Abstract

Among investigative tactics, undercover policing is unique in the extent to which it allows the police to shape the events they investigate. Yet this shared feature of undercover investigations produces very different academic controversies in the United States and Europe. European scholars fear the implications of legalizing tactics that had previously been tolerated, if at all, at the margins of legality. By contrast, American commentators seek to unsettle what they view as complacency about a tactic that is used far more widely in the United States than in Europe. In Italy and Germany, a long tradition of scholarship in criminal law treats police infiltration as a problem of government law-breaking. In France, a distinguished sociological tradition views undercover tactics as a privileged terrain of turf warfare between competing government agencies. Because of their interest in the entrapment defense, American academics focus largely on the criminal responsibility of targets, not operatives.
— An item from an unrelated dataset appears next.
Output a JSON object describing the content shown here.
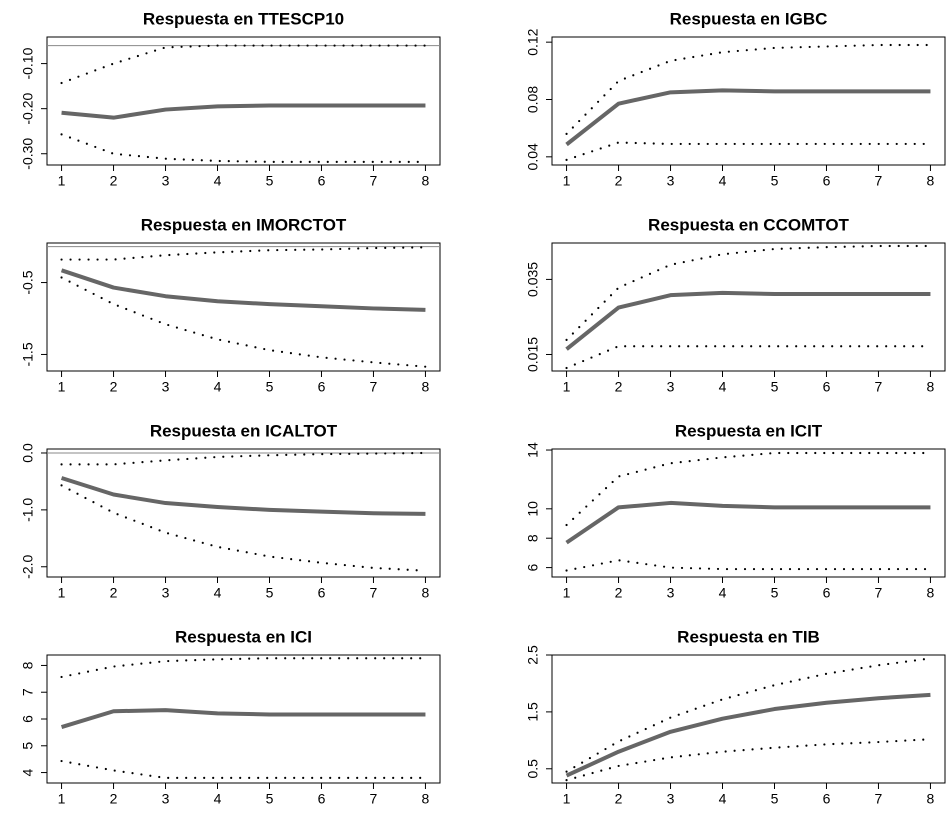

More recently, American and European scholars have shifted their interest away from the criminal law, with its emphasis on the individual criminal liability of targets and undercover operatives, toward the exploration of new means for distributing responsibility among complementary institutional actors like police, prosecutors, and judges. Undercover policing has thus increasingly become a problem of criminal procedure, in which undercover tactics have come to be framed as threats to privacy, freedom of association, trial rights, and other civil liberties. As criminal investigations become increasingly transnational, criminal procedure has provided a shared framework of criticism and a familiar repertoire of solutions, facilitating national comparisons and sometimes muting national differences in regulatory norms and approach.